North West Rural Electric Cooperative is an electricity distribution cooperative based in Orange City, Iowa which purchases electricity and delivers it to customers in a four-county area in the northwest part of the State. The Company has four line crews, each of which employs electrical workers or “linemen” who are responsible for the day-to-day maintenance of the electrical distribution system.
“Linejunk” is a Facebook page created in January of 2012 with the stated mission of bringing awareness to the lineman trade. Linemen and other workers in the electrical industry regularly post concerns related to their trade on this page. On December 1, 2014, a Linejunk Facebook page administrator posted a question to the Linejunk Facebook community on behalf of someone who claimed to be a lineman with 36 years’ experience, asking why accidents in the lineman trade were so prevalent. A lineman by the name of David James Svoboda posted a response in which he was heavily critical of the Company’s management and his crewmates’ level of experience and discipline.

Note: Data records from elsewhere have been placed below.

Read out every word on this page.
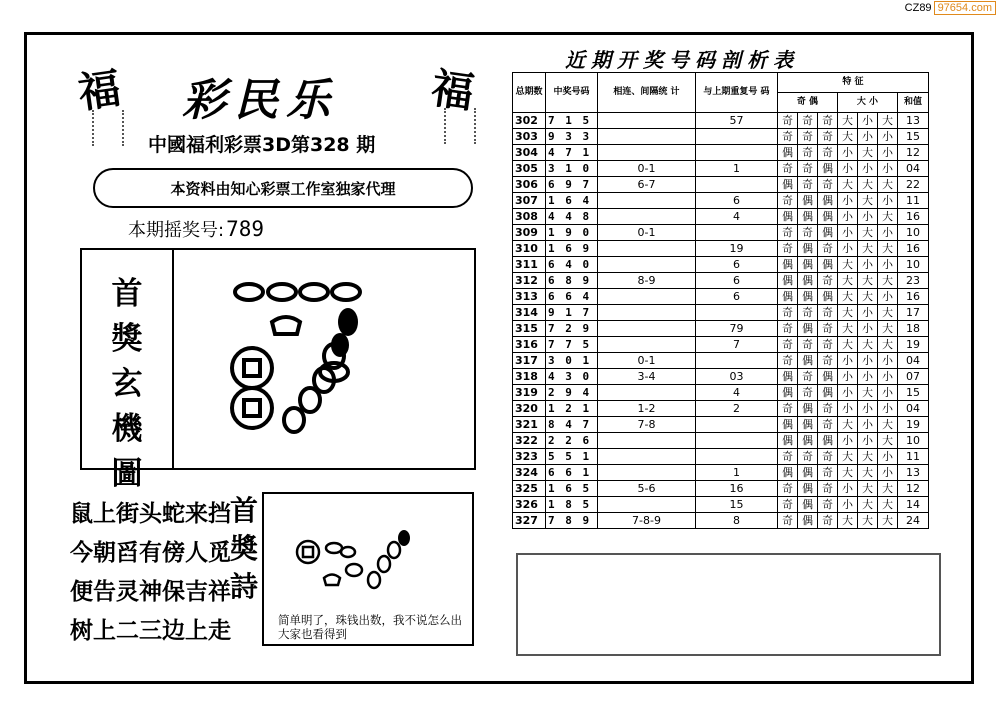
CZ89 97654.com
福	福
彩民乐
中國福利彩票3D第328 期
本资料由知心彩票工作室独家代理
本期摇奖号:789
首
獎
玄
機
圖
鼠上街头蛇来挡
今朝舀有傍人觅
便告灵神保吉祥
树上二三边上走
首
奬
詩
简单明了，珠钱出数，我不说怎么出大家也看得到
近期开奖号码剖析表
总期数	中奖号码	相连、间隔统 计	与上期重复号 码	特 征						
				奇 偶			大 小			和值
302	7 1 5		57	奇	奇	奇	大	小	大	13
303	9 3 3			奇	奇	奇	大	小	小	15
304	4 7 1			偶	奇	奇	小	大	小	12
305	3 1 0	0-1	1	奇	奇	偶	小	小	小	04
306	6 9 7	6-7		偶	奇	奇	大	大	大	22
307	1 6 4		6	奇	偶	偶	小	大	小	11
308	4 4 8		4	偶	偶	偶	小	小	大	16
309	1 9 0	0-1		奇	奇	偶	小	大	小	10
310	1 6 9		19	奇	偶	奇	小	大	大	16
311	6 4 0		6	偶	偶	偶	大	小	小	10
312	6 8 9	8-9	6	偶	偶	奇	大	大	大	23
313	6 6 4		6	偶	偶	偶	大	大	小	16
314	9 1 7			奇	奇	奇	大	小	大	17
315	7 2 9		79	奇	偶	奇	大	小	大	18
316	7 7 5		7	奇	奇	奇	大	大	大	19
317	3 0 1	0-1		奇	偶	奇	小	小	小	04
318	4 3 0	3-4	03	偶	奇	偶	小	小	小	07
319	2 9 4		4	偶	奇	偶	小	大	小	15
320	1 2 1	1-2	2	奇	偶	奇	小	小	小	04
321	8 4 7	7-8		偶	偶	奇	大	小	大	19
322	2 2 6			偶	偶	偶	小	小	大	10
323	5 5 1			奇	奇	奇	大	大	小	11
324	6 6 1		1	偶	偶	奇	大	大	小	13
325	1 6 5	5-6	16	奇	偶	奇	小	大	大	12
326	1 8 5		15	奇	偶	奇	小	大	大	14
327	7 8 9	7-8-9	8	奇	偶	奇	大	大	大	24
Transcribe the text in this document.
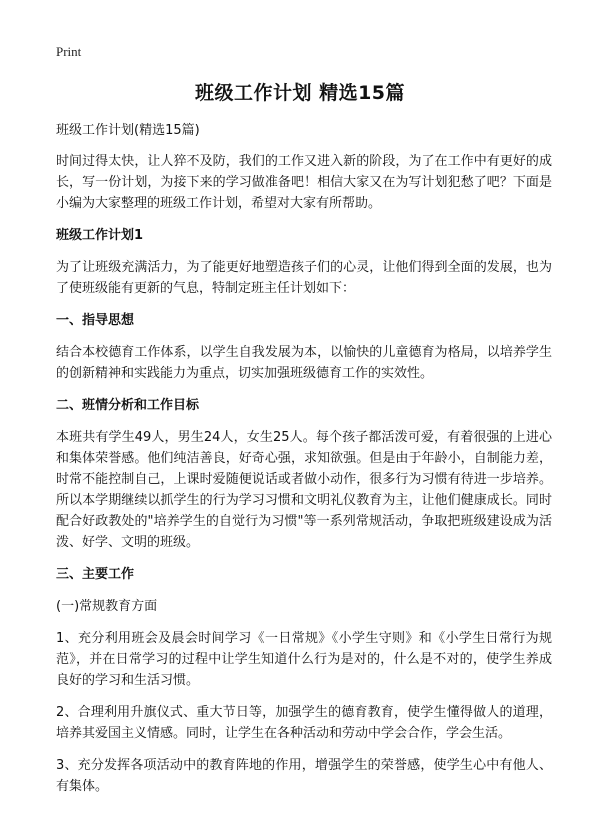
Print
班级工作计划 精选15篇

班级工作计划(精选15篇)

时间过得太快，让人猝不及防，我们的工作又进入新的阶段，为了在工作中有更好的成长，写一份计划，为接下来的学习做准备吧！相信大家又在为写计划犯愁了吧？下面是小编为大家整理的班级工作计划，希望对大家有所帮助。

班级工作计划1

为了让班级充满活力，为了能更好地塑造孩子们的心灵，让他们得到全面的发展，也为了使班级能有更新的气息，特制定班主任计划如下：

一、指导思想

结合本校德育工作体系，以学生自我发展为本，以愉快的儿童德育为格局，以培养学生的创新精神和实践能力为重点，切实加强班级德育工作的实效性。

二、班情分析和工作目标

本班共有学生49人，男生24人，女生25人。每个孩子都活泼可爱，有着很强的上进心和集体荣誉感。他们纯洁善良，好奇心强，求知欲强。但是由于年龄小，自制能力差，时常不能控制自己，上课时爱随便说话或者做小动作，很多行为习惯有待进一步培养。所以本学期继续以抓学生的行为学习习惯和文明礼仪教育为主，让他们健康成长。同时配合好政教处的"培养学生的自觉行为习惯"等一系列常规活动，争取把班级建设成为活泼、好学、文明的班级。

三、主要工作

(一)常规教育方面

1、充分利用班会及晨会时间学习《一日常规》《小学生守则》和《小学生日常行为规范》，并在日常学习的过程中让学生知道什么行为是对的，什么是不对的，使学生养成良好的学习和生活习惯。

2、合理利用升旗仪式、重大节日等，加强学生的德育教育，使学生懂得做人的道理，培养其爱国主义情感。同时，让学生在各种活动和劳动中学会合作，学会生活。

3、充分发挥各项活动中的教育阵地的作用，增强学生的荣誉感，使学生心中有他人、有集体。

Mr. Svoboda’s posted comments angered some of his coworkers who were also on the Linejunk page. One of these coworkers brought the social media post to management’s attention. A week later, the employee was fired for supposedly violating two policies: the “Attitude, Spirit and Cooperation Policy,” and the “Personal Conduct Policy.” The former admonished “rude or surly conduct” and directed employees to use its grievance procedure to resolve complaints, while the latter stated that employees had to comply with Company rules and encouraged them to work with others to “promote the best interests” of the Company.
As mentioned, a Board Administrative Law Judge found that Mr. Svoboda’s termination unlawfully interfered with his rights under Section 7 rights of the National Labor Relations Act. The ALJ’s rationale was that the employee had raised his safety concerns in a forum that included some of his coworkers and, as such, the comments were intended at least in part to induce group action by coworkers in support of those concerns. The ALJ held that the lack of popularity of the post among Mr. Svoboda’s coworkers was “immaterial to the determination of whether an employer’s decision to discharge an employee was lawful.” The ALJ also found no evidence that any such interpersonal friction would have actually disrupted the employer’s operations, and even if there were such evidence, there was no indication this disruption was the real reason for the employee’s discharge.
On appeal, the Board adopted the ALJ’s finding that the Company had unlawfully applied its conduct policies to restrict Section 7 activity when it cited them as the basis for Mr. Svoboda’s termination, noting a manager’s testimony that the employee was fired based on the policies as well as evidence that a supervisor had told the employee, as he was being terminated, that the company had “policies in effect” prohibiting the Facebook post. The Board did not go so far as to determine that the policies themselves were unlawful, however, but only that they were applied unlawfully.
The takeaway from this case is that employers would be well-advised to monitor their policies, to ensure that they do not contain language that curtails their employees’ rights to advocate for their safety or well-being, including through social media. Moreover, employers should ensure that even facially-neutral policies that do not contain such language are not applied or implemented in a way that has a chilling effect on employees’ right to speak out for their mutual aid and protection.